The reason for Rouhani’s position is evident:
Iran needs a strong defensive deterrent. The memories of the Iran-Iraq War are still vivid in Iranian minds. Iraq invaded Iran. The United Nations did nothing. The United States and its European allies facilitated the transfer of internationally outlawed weapons of mass destruction to Iraq. And as former British Prime Minister has acknowledged, it was the use of these WMD that prompted Iran’s nuclear research activities. It would be irresponsible and naïve for any Iranian government to put its national security in the hands of the U.S., Europe and the United Nations, let alone Donald Trump.

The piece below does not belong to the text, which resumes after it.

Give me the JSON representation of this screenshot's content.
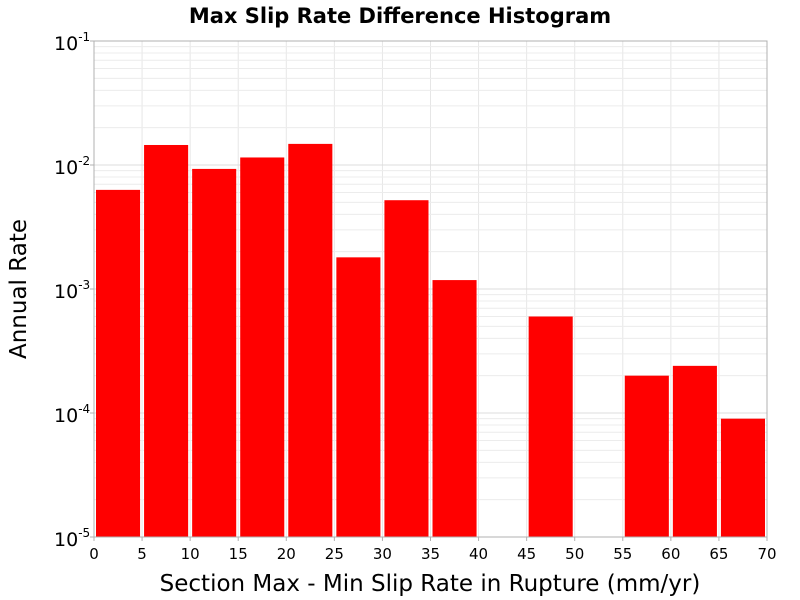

Israel, totally supported by the U.S. and an avowed enemy of Iran, has an alleged arsenal of over 250 nuclear warheads and mechanisms for delivery. Iran needs a strong defense.
The U.S. has advisors and bases all around the Persian Gulf and in central Asia. Iran needs a defense against potential preemptive U.S. attacks.
Trump’s verbal attacks on Iran are duplicitous and hypocritical to the max. He accuses Iran of human rights abuses (abuses that should be condemned) while he embraces the more virulent human rights abuses of U.S. allies in Saudi Arabia, Bahrain and Egypt just to mention a few.
He accuses Iran of supporting terrorism without any supporting evidence, yet he ignores terrorist acts openly committed by the government of Saudi Arabia in Yemen and Bahrain.
Iran is in a neighborhood where Israel, Pakistan and India have nuclear arms. More internationally, a number of countries, such as Japan and Brazil, enjoy nuclear breakout capacities but Iran is not allowed to have any such capacity.
Integral to all of this is what the nuclear powers agreed to in the NPT—they would reduce their own arsenal of nuclear weapons. But look at where we are. As America advances its program to develop and deploy a new generation of nuclear weapons with miniaturization, this new generation of nuclear arms, if deployed, is intended to afford “discriminate options” in its use—to destroy a city, a province or a country “presumably,” as advertised, without a wider fallout—and thus is intended to be more “usable,” as opposed to being more of a deterrent, as is the case with traditional nuclear arms. Presumably North Korea and Iran are the premier targets of such weapons.
Is anyone safe in Trump’s world?
The fallout of President Trump’s bellicose speech is this. Trump is promoting a severe rupture with America’s European allies and encouraging even Iranians who do not support the regime in Tehran to come to the regime’s defense. He cannot unilaterally change the terms of the agreement, but he can open a new dialogue with Iran. If this is what he wants to do, he should do it without threats. And when he comes to the table, he should bring something useful, such as a proposal for making the entire Middle East a nuclear free zone; getting all nuclear powers to agree to an ironclad elimination of nuclear arms and abandoning the development of a new generations of nuclear arms; ending all covert U.S. operations in the region, which may also be classified as terrorist acts; and ceasing the use of economic and financial sanctions to bully adversaries into submission.